Cepo is a municipal administrative units, formerly known as communes in the Gjirokastër County, southern Albania. At the 2015 local government reform it became a subdivision of the municipality Gjirokastër. The municipal unit administrative center is Palokastër village and it consists on 10 other villages which are: Fushëbardhë, Zhulat, Taroninë, Mashkullorë, Çepun, Kodër, Plesat, Kardhiq, Prongji and Humelicë.

History
In 1185 the seat of the Orthodox bishopric of Dryinopolis was moved to Cepo until 1395 when it was transferred to Argyrokastron (modern Gjirokastër).

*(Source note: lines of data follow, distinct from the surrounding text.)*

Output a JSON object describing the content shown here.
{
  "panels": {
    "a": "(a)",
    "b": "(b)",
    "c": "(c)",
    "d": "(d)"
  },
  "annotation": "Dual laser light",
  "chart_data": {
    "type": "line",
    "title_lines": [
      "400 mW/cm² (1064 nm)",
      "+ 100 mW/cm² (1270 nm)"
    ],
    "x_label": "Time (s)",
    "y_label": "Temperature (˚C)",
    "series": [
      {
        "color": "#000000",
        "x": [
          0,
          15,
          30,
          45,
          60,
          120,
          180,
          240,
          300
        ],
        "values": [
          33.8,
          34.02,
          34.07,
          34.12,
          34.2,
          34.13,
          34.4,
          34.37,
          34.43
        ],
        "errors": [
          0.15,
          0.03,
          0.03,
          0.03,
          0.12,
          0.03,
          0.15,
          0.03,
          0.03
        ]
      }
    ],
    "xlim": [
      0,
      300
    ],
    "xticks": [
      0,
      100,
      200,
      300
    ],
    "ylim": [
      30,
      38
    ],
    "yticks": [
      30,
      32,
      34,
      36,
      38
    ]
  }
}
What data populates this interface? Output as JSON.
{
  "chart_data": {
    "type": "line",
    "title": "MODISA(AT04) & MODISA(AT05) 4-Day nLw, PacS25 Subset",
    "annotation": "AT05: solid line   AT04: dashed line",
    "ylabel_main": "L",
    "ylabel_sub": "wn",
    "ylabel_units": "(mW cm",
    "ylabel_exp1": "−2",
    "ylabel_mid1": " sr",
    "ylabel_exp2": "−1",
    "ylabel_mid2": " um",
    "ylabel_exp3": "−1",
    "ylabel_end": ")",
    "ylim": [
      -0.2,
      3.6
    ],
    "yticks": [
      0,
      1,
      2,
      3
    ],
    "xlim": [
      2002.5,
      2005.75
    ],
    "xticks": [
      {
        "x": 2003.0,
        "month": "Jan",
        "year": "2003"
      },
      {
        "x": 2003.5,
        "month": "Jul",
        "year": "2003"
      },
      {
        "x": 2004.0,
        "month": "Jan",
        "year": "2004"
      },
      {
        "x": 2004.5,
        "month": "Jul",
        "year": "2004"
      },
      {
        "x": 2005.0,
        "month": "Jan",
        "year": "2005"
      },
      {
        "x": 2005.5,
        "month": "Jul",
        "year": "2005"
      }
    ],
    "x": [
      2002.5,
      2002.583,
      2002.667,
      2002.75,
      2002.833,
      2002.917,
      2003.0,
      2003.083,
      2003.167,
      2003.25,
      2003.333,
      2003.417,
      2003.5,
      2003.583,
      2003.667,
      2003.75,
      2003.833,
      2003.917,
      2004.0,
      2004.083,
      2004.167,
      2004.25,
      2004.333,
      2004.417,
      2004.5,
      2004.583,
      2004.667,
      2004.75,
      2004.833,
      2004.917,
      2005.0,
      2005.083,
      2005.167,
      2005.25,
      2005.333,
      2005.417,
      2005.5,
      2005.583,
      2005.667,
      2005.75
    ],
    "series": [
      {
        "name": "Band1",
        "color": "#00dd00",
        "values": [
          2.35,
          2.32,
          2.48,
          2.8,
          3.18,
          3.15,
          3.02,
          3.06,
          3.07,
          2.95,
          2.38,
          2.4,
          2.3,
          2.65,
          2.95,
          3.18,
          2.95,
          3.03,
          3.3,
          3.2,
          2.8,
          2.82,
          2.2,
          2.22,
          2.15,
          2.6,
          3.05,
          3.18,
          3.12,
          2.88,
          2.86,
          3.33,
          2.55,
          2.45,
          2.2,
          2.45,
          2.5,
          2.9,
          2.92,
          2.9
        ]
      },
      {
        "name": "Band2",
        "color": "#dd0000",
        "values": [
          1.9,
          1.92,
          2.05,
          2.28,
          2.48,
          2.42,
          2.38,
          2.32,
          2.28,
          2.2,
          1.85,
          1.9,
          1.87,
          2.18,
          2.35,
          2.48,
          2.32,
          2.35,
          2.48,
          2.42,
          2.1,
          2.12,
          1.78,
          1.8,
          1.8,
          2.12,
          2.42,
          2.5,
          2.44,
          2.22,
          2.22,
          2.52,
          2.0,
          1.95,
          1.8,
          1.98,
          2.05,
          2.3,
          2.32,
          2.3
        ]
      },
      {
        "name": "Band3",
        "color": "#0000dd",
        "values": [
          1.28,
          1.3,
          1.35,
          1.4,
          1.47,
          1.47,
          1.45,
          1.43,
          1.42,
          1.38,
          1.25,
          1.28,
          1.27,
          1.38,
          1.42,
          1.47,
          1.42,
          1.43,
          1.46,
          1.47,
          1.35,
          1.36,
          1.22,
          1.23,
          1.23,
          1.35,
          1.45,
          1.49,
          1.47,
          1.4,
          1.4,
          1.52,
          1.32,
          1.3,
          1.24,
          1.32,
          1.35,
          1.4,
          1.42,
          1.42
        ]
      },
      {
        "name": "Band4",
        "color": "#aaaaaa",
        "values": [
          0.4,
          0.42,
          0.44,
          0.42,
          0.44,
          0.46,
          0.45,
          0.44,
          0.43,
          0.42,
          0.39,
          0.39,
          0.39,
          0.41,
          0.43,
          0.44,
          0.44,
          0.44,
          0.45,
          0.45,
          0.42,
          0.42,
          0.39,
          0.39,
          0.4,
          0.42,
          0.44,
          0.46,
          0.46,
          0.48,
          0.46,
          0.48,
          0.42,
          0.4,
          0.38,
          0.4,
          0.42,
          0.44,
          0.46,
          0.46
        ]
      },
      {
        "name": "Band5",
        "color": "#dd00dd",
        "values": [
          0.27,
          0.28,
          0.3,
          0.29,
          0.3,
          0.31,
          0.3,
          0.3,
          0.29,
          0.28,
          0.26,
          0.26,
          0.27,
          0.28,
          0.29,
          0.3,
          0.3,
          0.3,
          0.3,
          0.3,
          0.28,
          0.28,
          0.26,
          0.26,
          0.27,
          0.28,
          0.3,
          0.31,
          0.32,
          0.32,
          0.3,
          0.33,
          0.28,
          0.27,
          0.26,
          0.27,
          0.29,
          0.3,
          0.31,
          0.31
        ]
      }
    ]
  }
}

In Medieval times, Zhulat was the home of Papa Zhuli, a Catholic priest who is credited for the Kanun of Laberia.

Demographics
The population at the 2011 census was 1,727, while in the civil registers of the same year the population had a total of 6,702 inhabitants. In 2018, referring to the same civil registry, the population had a slight decline, counting a total population of 6,224. Historically speaking, Çepo had a mixed Muslim and Christian (Albanian Orthodox) population, with greater numbers of Muslims. Humelica was inhabited by a historically Christian population, Fushë Bardhe and Zhulat were inhabited by historically Muslim populations, and much of the rest of the commune is of mixed historical confession. In the 2011 census, a plurality (44.72%) the population did not identify with one of Albania's four major denominations, while of the major four, Çepo had 42.79% Muslims, 9.44% Orthodox, 2.2% Bektashi, and 1.85% Catholic.